Saturday, March 10, 2007



Friday Archaeology Blogging
Grab bag o'Roman stuff edition.

A couple of recent developments in the world of Roman archaeology:

Roman settlement found next to 'devil's hill'
By Roger Highfield, Science Editor

Evidence of a Roman sacred site has been discovered at the foot of a man-made hill created thousands of years before the Romans arrived in Britain, it was announced yesterday.


That would be Silbury Hill:


Click to see larger version


It's a massive construction, originally terraced, with a presumably ceremonial walkway to the top. It's surrounded by a sort of moat, bridged by two causeways (the material used to build the hill was originally dug out of the moat). It was probably built in about 2600 B.C., roughly contemporary with some of the early phases of Stonehenge. Various myths and legends have arisen about the hill; according to one tradition, it is the tomb of the legendary King Sil and his golden horse. Another tale, the source of the "Devil's Hill" moniker, relates that the devil was carrying a load of earth to drop on a nearby town. When he was stopped by some priests from Avebury, he dropped the dirt, creating Silbury Hill. Although various theories have been put forward (e.g. an enormous sundial), the truth is that we have no idea whatsoever what that hill was built for, or how it was used in neolithic times.

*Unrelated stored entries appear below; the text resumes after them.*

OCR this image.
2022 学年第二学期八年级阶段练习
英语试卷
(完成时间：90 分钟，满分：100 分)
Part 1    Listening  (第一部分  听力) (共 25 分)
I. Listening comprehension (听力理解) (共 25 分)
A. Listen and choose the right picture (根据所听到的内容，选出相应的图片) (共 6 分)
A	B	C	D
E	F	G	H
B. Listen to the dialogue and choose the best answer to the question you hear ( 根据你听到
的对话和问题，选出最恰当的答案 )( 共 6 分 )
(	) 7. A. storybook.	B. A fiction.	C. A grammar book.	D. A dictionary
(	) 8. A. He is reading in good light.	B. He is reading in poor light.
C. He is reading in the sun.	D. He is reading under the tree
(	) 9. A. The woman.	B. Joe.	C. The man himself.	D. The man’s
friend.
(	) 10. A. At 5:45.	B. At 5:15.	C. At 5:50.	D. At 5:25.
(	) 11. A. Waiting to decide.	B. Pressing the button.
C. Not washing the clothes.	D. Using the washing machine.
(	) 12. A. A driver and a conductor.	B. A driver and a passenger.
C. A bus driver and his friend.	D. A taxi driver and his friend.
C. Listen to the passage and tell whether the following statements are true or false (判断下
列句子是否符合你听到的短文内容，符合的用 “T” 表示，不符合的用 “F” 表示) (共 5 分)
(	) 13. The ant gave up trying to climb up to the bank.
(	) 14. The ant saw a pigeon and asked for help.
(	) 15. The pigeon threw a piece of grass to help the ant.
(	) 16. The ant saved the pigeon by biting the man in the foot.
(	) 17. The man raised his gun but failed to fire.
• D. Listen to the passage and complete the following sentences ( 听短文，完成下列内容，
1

Returning to the Romans, it's not at all surprising that they would build a religious site there. Contrary to what one might expect, the Romans were extremely open-minded about other religions (they tended to outlaw religions only in cases where there were issues of pubic order), to the point where they made a practice of adopting the worship of "foreign" gods. A prime example of this is the Egyptian goddess Isis, whose cult became very popular in Roman Italy.


The Temple of Isis at Pompeii - click to enlarge


The main question, yet to be answered, about the Roman site at Silbury Hill is to which deity it was devoted. It remains distinctly possible that it was actually a Celtic deity whose worship was promoted at the site.

Anyway, moving along, awhile back I did a Friday Archaeology Blogging on the insignia of Maxentius. There have been further developments:

Scepter from Roman emperor exhibited
Telegraph, 27 February 2007

The scepter, which is topped by a blue orb that represents the earth, was discovered at the end of last year and is believed to have been held by Emperor Maxentius, who ruled for six years until 312AD.



This is the best picture of the scepter that I've been able to find so far.

Hopefully, we'll get a chance to see the rest of the insignia soon.

2 comments:

Scout said...

those romans had quite the ways about them.....seems part of keeping the non-disruptive religions alive was part of their success.....after all, if you're going to keep dissidace down after conquering.....

Bazz said...

Precisely! The Romans had pretty much figured out (usually) that messing around with peoples' religions was a good way ensure unending local rebellions, so they tended to let things go as long as said religions weren't actively causing difficulties.

The other matter to consider, as well, is that the Romans probably didn't see a lot of "foreign" religions as different from their own. I mean, if a particular group spoke a different language, well it just made sense that they would have different names for the Gods and Goddesses. And if that meant that the Romans occasionally encountered a God or Goddess they hadn't met before, then that was fine too!